About Our District

About Our District

Historic Pictures

Chesapeake History

Chesapeake is derived from the Algonquin name for "place where water is spread out". 
Before the turn of the 19th Century, the following schools existed within Union Township now known as the Chesapeake Union Exempted Village School District:
Bethel - Located next to the Methodist Church at Bethel (One room - all eight grades)

Bear Creek - Located on Bear Creek about one and one-half miles
Big Branch - Located at the fork of the road on Big Branch
Chesapeake Central - A six room building located at the foot of the Sixth Street bridge in Chesapeake
Upper Chesapeake - A two room building located on Rockwood Avenue in Chesapeake
Coryville - Located near the Defender Methodist Church in Coryville
Getaway - Located next to the Methodist Church in Getaway
Henson Hollow - Located at the mouth of the creek in Henson Hollow
Rankins Creek - Located at the mouth of Rankins Creek in Getaway
Red Oak - Located two miles from the top of the hill on Greasy Ridge
Union - Located on Route 775 at Bartrumsville
Bradrick - A two room building at the top of Bradrick Hill in Bradrick 
All eight grades were taught in these buildings until the existence of the first high school in 1921.
Chesapeake High School had its beginning in the fall of 1921 when a small group of Chesapeake ninth graders were sent home from Central Junior High School in Huntington because of overcrowded conditions.
Parents met with the Chesapeake Board of Education and arrangements were made for the temporary use of a second floor room in the Fraternal Hall Building - then used only for lodge meetings, church services, and a grocery store.  The one large room was a classroom, gymnasium and study hall.  There wasn't a library, no modern heating or lighting, and no laboratory equipment of any kind.  One teacher, Willard McDaniel of Rio Grande, Ohio, taught all subjects consiting of English, math, health, and social sciences.
The total enrollment that first year was twenty-eight, all freshmen and sophmores.  (The latter had attended Proctorville High School in their freshman year.)
The next year, 1922, the school was moved to the first floor of the same building where it occupied two large rooms.  Another teacher, John Dillon of Proctorville, was added to the one-man faculty.
In the fall of 1923, the upper grades of the elementary school and the high school exchanged buildings; there the high school remained for two years.
At the end of the third year in the spring of 1924, Chesapeake High School held its first graduation exercises in the Christian Church.
The second graduating class (1925) was slightly larger; there were six regular students and three who completed only a small part of their high school work at Chesapeake.  Exercises were again held in the Christian Church.
During this time a building project was under way, and in the fall of 1925 the first high school building was ready for use.  Enrollment had increased; new teachers were added; and the first adequate equipment was provided.
Steadily increasing demands for better facilities made necessary, in t1948, the addition of ten rooms to the high school building.  These rooms housed most of the elementary students in the district; thus eliminating one and two-room buildings.
Chesapeake's rapid growth soon made necessary more extensive building programs and after several years of planning sessions, meetings, and seemingly fruitless preparations, a new high school and elementary school were built in 1956.
When school opened in 1956, three buildings were in existence, East Elementary, West Elementary, and High School.
In 1989, the first high school building (East Elementary) was replaced with the construction of a new high school that exists today. 
Chesapeake is located at 38°25'41?N 82°27'17?W (38.428066, -82.454832).

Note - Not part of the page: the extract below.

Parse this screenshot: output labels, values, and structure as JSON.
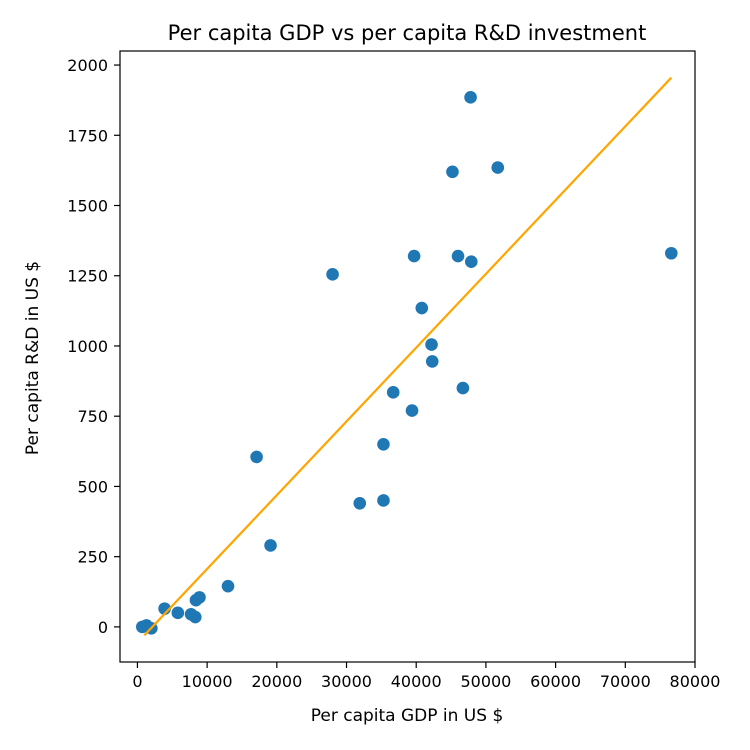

According to the United States Census Bureau, the village has a total area of 0.56 square miles (1.45 km2), of which 0.47 square miles (1.22 km2) is land and 0.09 square miles (0.23 km2) is water.
U.S. Decennial Census 2010
Chesapeake is a village in Lawrence County, Ohio, United States. The population was 745 at the 2010 census. It lies across the Ohio River from Huntington, West Virginia, at the mouth of Symmes Creek.  A bridge across the Ohio River connects Chesapeake to Huntington's downtown area. 
At one time, this was the only bridge connection across the Ohio River linking Ohio to Huntington. In recent years, bridges across the Ohio River connecting Ohio to Huntington's East and West sides have been built. 
Chesapeake is a part of the Huntington-Ashland, WV-KY-OH, Metropolitan Statistical Area(MSA). As of the 2000 census, the MSA had a population of 288,649.  
The city is run by an elected Mayor-council government system.
Chesapeake Union Exempted Village School District operates one elementary school, one middle school, and Chesapeake High School.[10]Chesapeake has a public library, a branch of Briggs Lawrence County Public Library.
Chesapeake High School, commonly referred to locals as "The Peake" is a public high school in Chesapeake, Ohio. It is the only high school in the Chesapeake Union Exempted Village School District. Chesapeake's first high school was established in 1924 at what is now the Chesapeake Community Center. Their athletic teams' nickname is the Panthers. Their school colors are purple and white. They have football, basketball, baseball, softball, track and field, golf, soccer, volleyball, and wrestling programs. The athletic programs compete in the Ohio Valley Conference (OVC). The principal of Chesapeake is Chris Smith, and the assistant principal is Aaron Rice. In 2013, the total enrollment of Chesapeake High School was approximately 650 students.